The official song commissioned for Pope Francis’ visit to Colombia this week is called “Let’s Take the First Step.” It concludes with a paso the 80-year-old pontiff probably isn’t too familiar with: the hip-hop beat called reggaeton.
But the gritty rhythm is fitting. When the Roman Catholic pontiff steps off his plane in Bogotá on Wednesday for his five-day, four-city tour, he’ll walk into a country that just recently ended a 52-year-long civil war – a nation still so torn in half it might take, well, a papal miracle to unite it again.
“We’re a country that is completely divided,” says Colombia native Susana Vargas. “We hate each other. We always feel the other side is saying something that is wrong, and then you go on social media and it’s horrible what you see.”
Vargas lives in Key Biscayne, but she still helps run her family’s orphanage in Bogotá, called Casa de la Madre y el Niño, or House of the Mother and Child. In fact, she’ll accompany children from Casa who will greet Francis when he arrives. She’s Catholic – as are more than 80 percent of Colombians – and like a lot of them she hopes the pope can help bring Colombia together after a conflict that killed more than 200,000 people.
“The pope said he would not go to Colombia until we solved that problem,” Vargas notes. “So maybe he can show our country we can’t treat each other like that. Maybe he can help us as Colombians forget about being liberal, conservative – and we just need to love each other and respect each other, you know?”
But Francis, an Argentine, is the first Latin American pope. Because of that, says Vargas, he “is seen more like a political figure in Latin America.”
As a result, many Colombians believe Francis can energize not just their souls – but also their country’s official peace implementation process.
That won’t be easy. The peace process itself has created another layer of division in Colombia. The government and the Marxist guerrillas known as the FARC signed their peace agreement last fall. But since then Colombians have split bitterly between those who support the treaty and those who reject it as being too soft on the FARC, which became a political party last week.

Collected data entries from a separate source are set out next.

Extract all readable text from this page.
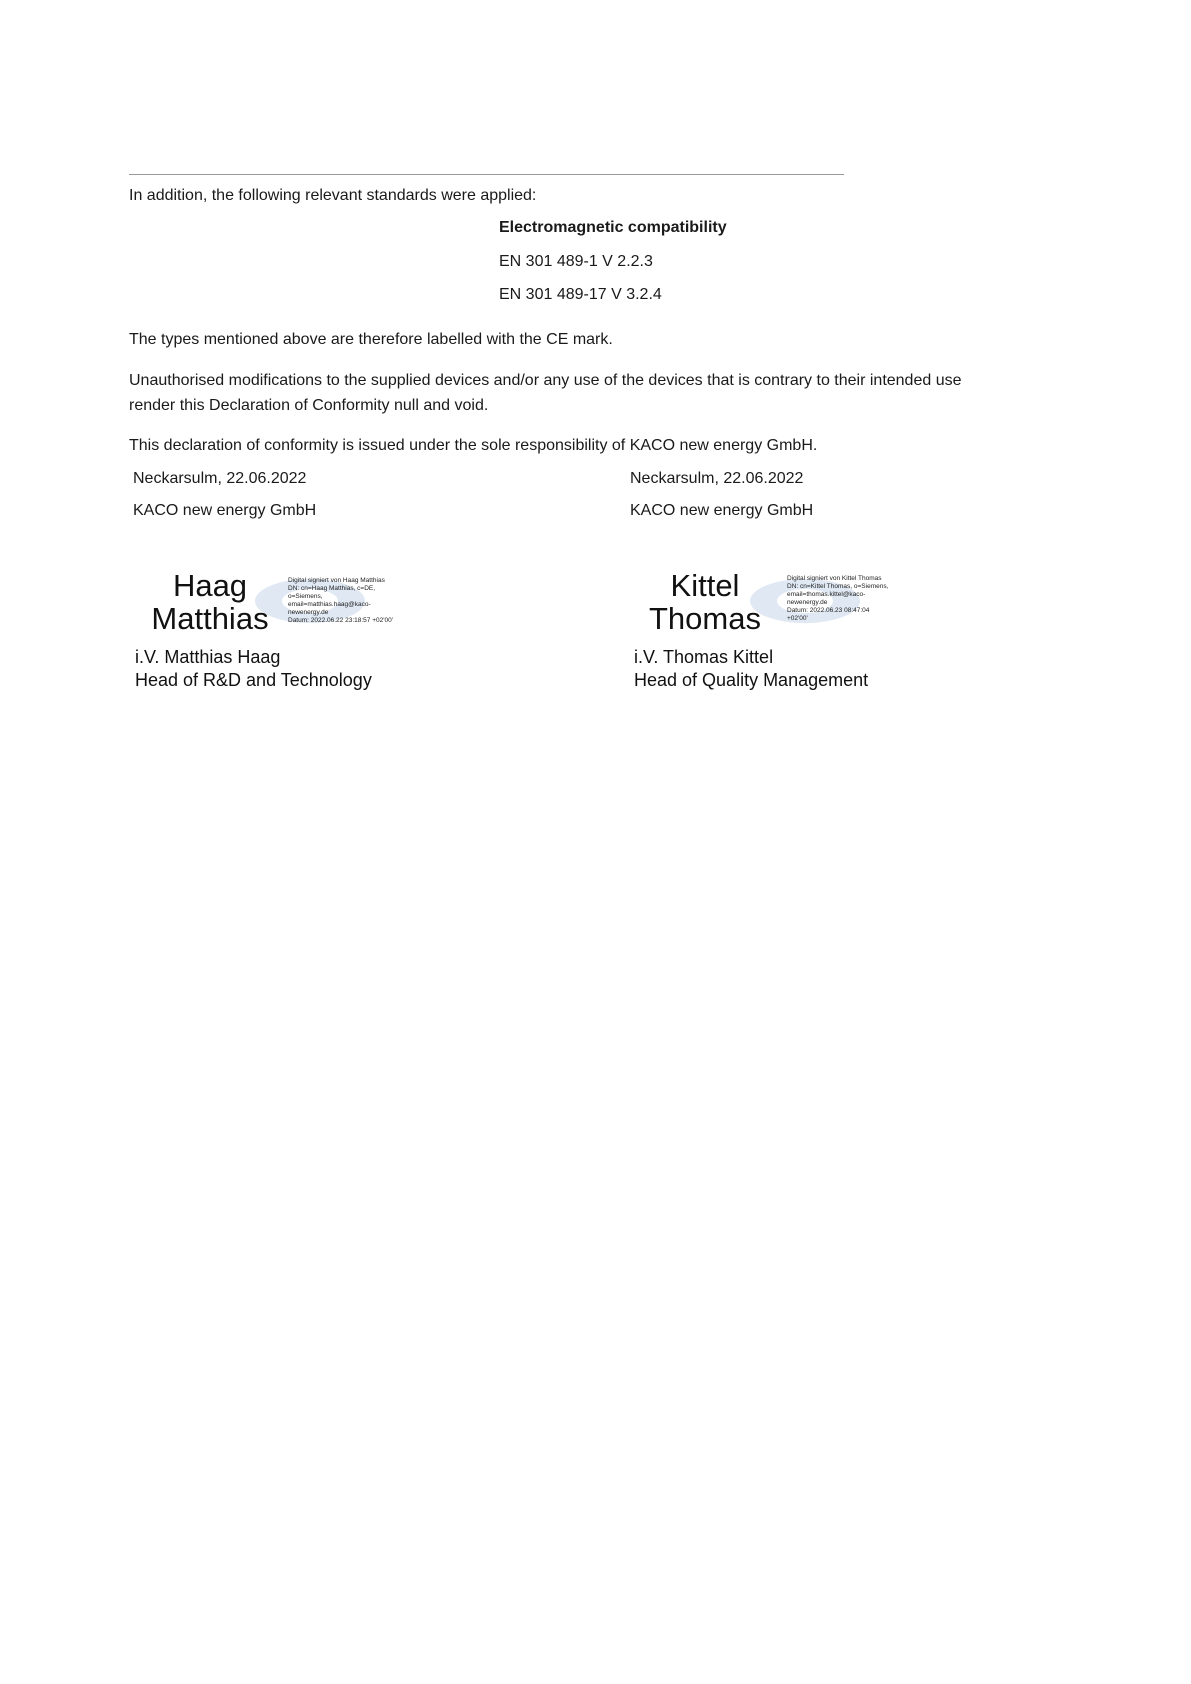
In addition, the following relevant standards were applied:
Electromagnetic compatibility
EN 301 489-1 V 2.2.3
EN 301 489-17 V 3.2.4
The types mentioned above are therefore labelled with the CE mark.
Unauthorised modifications to the supplied devices and/or any use of the devices that is contrary to their intended use
render this Declaration of Conformity null and void.
This declaration of conformity is issued under the sole responsibility of KACO new energy GmbH.
Neckarsulm, 22.06.2022
KACO new energy GmbH
Haag
Matthias
Digital signiert von Haag Matthias
DN: cn=Haag Matthias, c=DE,
o=Siemens,
email=matthias.haag@kaco-
newenergy.de
Datum: 2022.06.22 23:18:57 +02'00'
i.V. Matthias Haag
Head of R&D and Technology
Neckarsulm, 22.06.2022
KACO new energy GmbH
Kittel
Thomas
Digital signiert von Kittel Thomas
DN: cn=Kittel Thomas, o=Siemens,
email=thomas.kittel@kaco-
newenergy.de
Datum: 2022.06.23 08:47:04
+02'00'
i.V. Thomas Kittel
Head of Quality Management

President Juan Manuel Santos is the treaty’s biggest champion and he seems confident the pope supports it too. When Santos recently presented one of the pope-mobiles Francis will use in Colombia, he said he believes the pope’s visit will forge “reconciliation” on the issue.
Others aren’t so sure.
“If the pope goes to one side and not somewhere in the middle, he will be criticized,” says Fabio Andrade, a Colombia native who heads the nonprofit Americas Community Center in Weston.
“So, I’m a Catholic, and I prefer he doesn’t touch the issue.”
Andrade’s business group aids Latino immigrants but also street children in Medellín, Colombia. Francis visits that city on Saturday (he’ll also go to Villavicencio and Cartagena) and Andrade plans to be there. But he thinks the pope knows that if he stirs Colombia’s political pot over the treaty, he risks compromising the peace process.
“The government has been saying he’s coming to put, like, a blessing on this peace process,” says Andrade, “and that’s not the case.”
The government denies it’s seeking the pope’s explicit blessing of the treaty. But Colombia analysts agree Francis faces a minefield if he inserts himself either way in the debate.
“The country is so polarized – the pope is not going to be able to bridge that gulf,” says Bruce Bagley, an international relations professor at the University of Miami and an expert on Colomboa.
“There’s no question the pope will have a healing presence,” Bagley says. “But I think that we would be depositing too many expectations to think he is actually going to be able to resolve more than 50 years of resentments and vendettas and death and destruction in Colombia.”
So Colombians like Vargas, of the Casa orphanage, want Francis to focus instead on preaching compassion to one of the world’s most violent societies – one that also has some of the world’s worst economic inequality, which helped spark Colombia’s civil war in the first place.
“Sometimes we feel that peace is just signing a paper – that’s not peace,” says Vargas. “Peace is in not hating others. It would be great if he just lets people know that more than a treaty, peace is in our hearts.”
Most of the children who will greet the Pope with Vargas were orphaned one way or another by the conflict and ended up on Bogotá’s streets. Francis’ moment with them could be an effective first step toward changing Colombians’ hearts.